Mozambique capitalizes on school-based HPV vaccination to stop cervical cancer

MOZAMBIQUE—The World Health Organization (WHO) has announced that Mozambique has made significant efforts to reach as many girls as possible and achieve high vaccination coverage against the human papillomavirus (HPV), which causes cervical cancer.

This is part of the country’s expanded immunization program, which included a catch-up campaign in April 2022, when schools resumed, to vaccinate eligible girls born in 2012 who had not yet received their first dose of the HPV vaccine.

The school-based vaccination program, where girls receive two doses separated by a six-month delay, is supplemented by different strategies to reach hard-to-reach girls, such as door-to-door visits, mobile outreach, and immunization at established facilities.

Mozambique has achieved remarkable success in a short amount of time, with administrative data from the Ministry of Health showing that the first dose is covered by more than 80% and the second dose by 40%.

According to the most recent WHO data, Mozambique has the sixth-highest premature mortality rate from cancer (10.4%).

More than 60% of incidents are among women, with cervical cancer accounting for more than a third (34.6%), followed by breast cancer (12.8%).

In 2018, the World Health Organization issued a call to action to eliminate cervical cancer globally by 2030, and Mozambique developed an HPV vaccination strategy for girls aged nine to fourteen years.

Due to complications posed by the COVID-19 pandemic, vaccination did not begin until 2021; however, the HPV vaccine has been part of the routine immunization protocol ever since.

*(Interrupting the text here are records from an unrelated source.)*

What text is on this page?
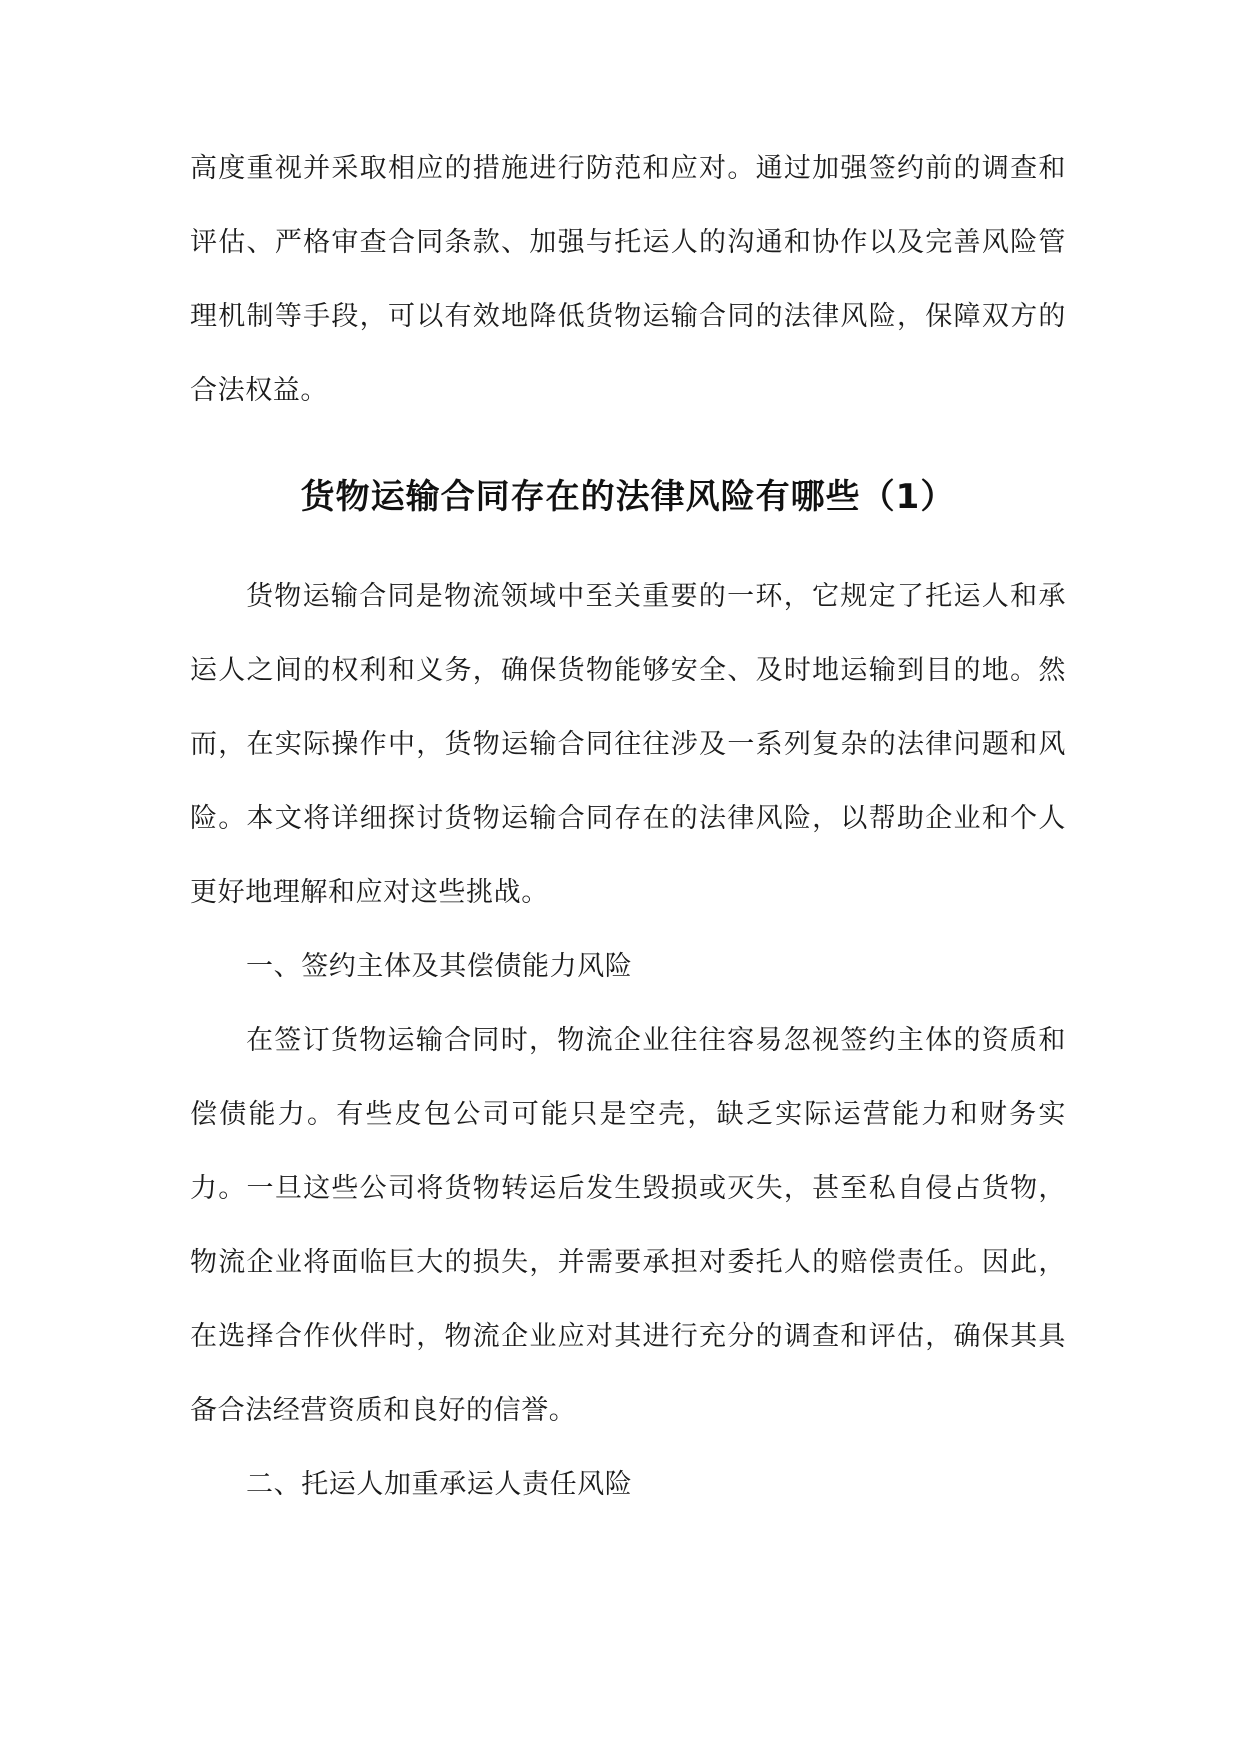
高度重视并采取相应的措施进行防范和应对。通过加强签约前的调查和评估、严格审查合同条款、加强与托运人的沟通和协作以及完善风险管理机制等手段，可以有效地降低货物运输合同的法律风险，保障双方的合法权益。

货物运输合同存在的法律风险有哪些（1）

货物运输合同是物流领域中至关重要的一环，它规定了托运人和承运人之间的权利和义务，确保货物能够安全、及时地运输到目的地。然而，在实际操作中，货物运输合同往往涉及一系列复杂的法律问题和风险。本文将详细探讨货物运输合同存在的法律风险，以帮助企业和个人更好地理解和应对这些挑战。

一、签约主体及其偿债能力风险

在签订货物运输合同时，物流企业往往容易忽视签约主体的资质和偿债能力。有些皮包公司可能只是空壳，缺乏实际运营能力和财务实力。一旦这些公司将货物转运后发生毁损或灭失，甚至私自侵占货物，物流企业将面临巨大的损失，并需要承担对委托人的赔偿责任。因此，在选择合作伙伴时，物流企业应对其进行充分的调查和评估，确保其具备合法经营资质和良好的信誉。

二、托运人加重承运人责任风险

Speaking at a vaccination drive, Aissa Cutane, a public health technician at the Habel Jafar Health Centre in Marracuene, confirmed that the school-based vaccination strategy has been very effective.

“It is easier to communicate the benefits to the girls, their families, the local community, and local health professionals when you take the service to the target group,” Cutane elaborated.

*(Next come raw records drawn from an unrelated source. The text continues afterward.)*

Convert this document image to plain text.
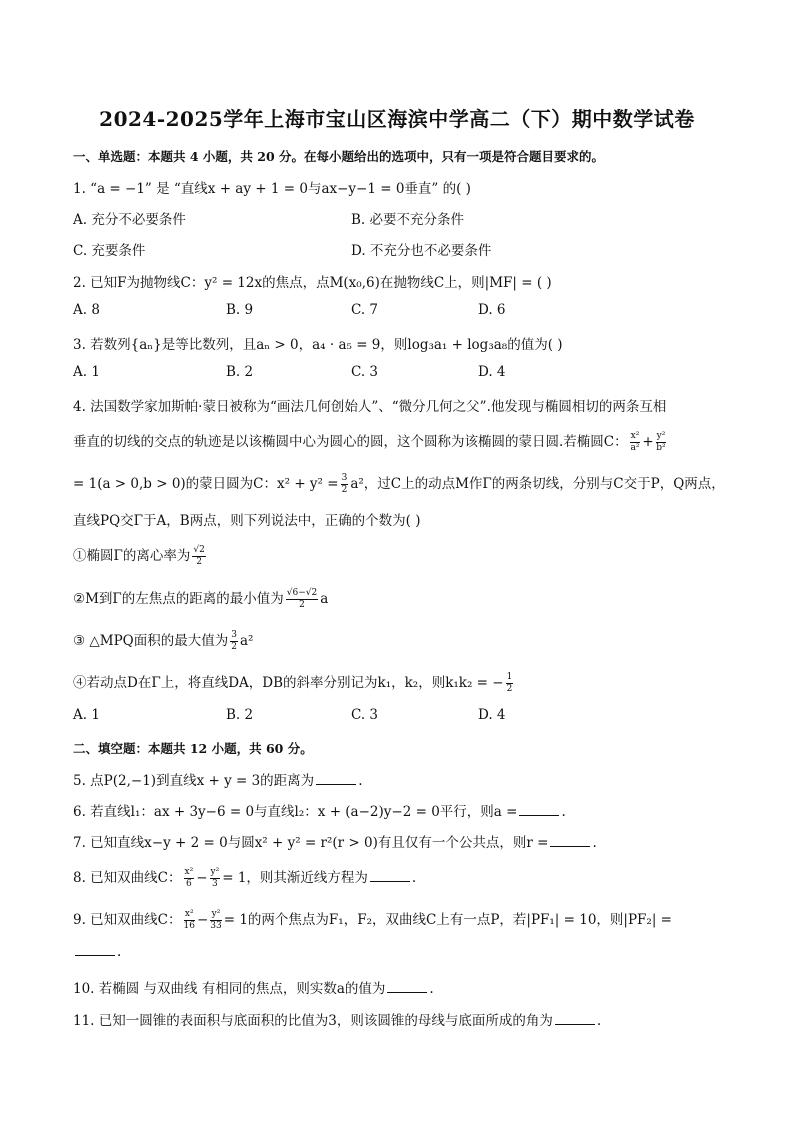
2024-2025学年上海市宝山区海滨中学高二（下）期中数学试卷
一、单选题：本题共 4 小题，共 20 分。在每小题给出的选项中，只有一项是符合题目要求的。
1. “a = −1” 是 “直线x + ay + 1 = 0与ax−y−1 = 0垂直” 的( )
A. 充分不必要条件	B. 必要不充分条件
C. 充要条件	D. 不充分也不必要条件
2. 已知F为抛物线C：y² = 12x的焦点，点M(x₀,6)在抛物线C上，则|MF| = ( )
A. 8	B. 9	C. 7	D. 6
3. 若数列{aₙ}是等比数列，且aₙ > 0，a₄ · a₅ = 9，则log₃a₁ + log₃a₈的值为( )
A. 1	B. 2	C. 3	D. 4
4. 法国数学家加斯帕·蒙日被称为“画法几何创始人”、“微分几何之父”.他发现与椭圆相切的两条互相
垂直的切线的交点的轨迹是以该椭圆中心为圆心的圆，这个圆称为该椭圆的蒙日圆.若椭圆C： $\frac{\text{x²}}{\text{a²}} + \frac{\text{y²}}{\text{b²}}$
= 1(a > 0,b > 0)的蒙日圆为C：$x^2 + y^2 = \frac{3}{2} a^2$，过C上的动点M作Γ的两条切线，分别与C交于P，Q两点，
直线PQ交Γ于A，B两点，则下列说法中，正确的个数为( )
①椭圆Γ的离心率为 $\frac{√2}{2}$
②M到Γ的左焦点的距离的最小值为 $\frac{√6-√2}{2}$ a
③ △MPQ面积的最大值为 $\frac{3}{2} a^2$
④若动点D在Γ上，将直线DA，DB的斜率分别记为k₁，k₂，则k₁k₂ = − $\frac{1}{2}$
A. 1	B. 2	C. 3	D. 4
二、填空题：本题共 12 小题，共 60 分。
5. 点P(2,−1)到直线x + y = 3的距离为	.
6. 若直线l₁：ax + 3y−6 = 0与直线l₂：x + (a−2)y−2 = 0平行，则a =	.
7. 已知直线x−y + 2 = 0与圆x² + y² = r²(r > 0)有且仅有一个公共点，则r =	.
8. 已知双曲线C： $\frac{\text{x²}}{6} - \frac{\text{y²}}{3} = 1$，则其渐近线方程为	.
9. 已知双曲线C： $\frac{\text{x²}}{16} - \frac{\text{y²}}{33} = 1$的两个焦点为F₁，F₂，双曲线C上有一点P，若|PF₁| = 10，则|PF₂| =
.
10. 若椭圆 与双曲线 有相同的焦点，则实数a的值为	.
11. 已知一圆锥的表面积与底面积的比值为3，则该圆锥的母线与底面所成的角为	.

Cutane also highlighted that after parents have granted agreement, health personnel deliver sensitization messages to their children before administering vaccinations.

Instead of the children and their parents spending much time coming to the health units and standing in huge queues, the immunizations are provided swiftly and effectively.

On his part, Dr. Severin Ritter Von Xylander, WHO Representative in Mozambique, noted that while the start of HPV vaccination experienced delays, the achievements in the last two years show political will and commitment to the global elimination targets.

He assured the public that WHO will support the country to accelerate its actions so that they can eradicate the scourge of cervical cancer among women.

So far, WHO and its partners have committed to providing the HPV vaccine to 86 million girls worldwide by 2025.

This collaborative effort has led to the vaccine’s adoption in 27 nations and the formation of 34 screening programs in Africa alone.

Meanwhile, Ethiopia has been the latest African country to prescribe the HPV vaccine to be offered to girls between the ages of nine and 14 years before they become sexually active and are exposed to the virus that causes changes in the cervix that can lead to cancer.

Ethiopia introduced the vaccine in December 2018 for 14-year-old girls only; nevertheless, due to the global HPV vaccine scarcity, over 6.3 million girls in Ethiopia have received one dose.

Liberia has also been at the forefront of incorporating the HPV vaccine into routine immunization, in addition to other measures, such as cervical cancer screening and treatment, to address the cervical cancer threat.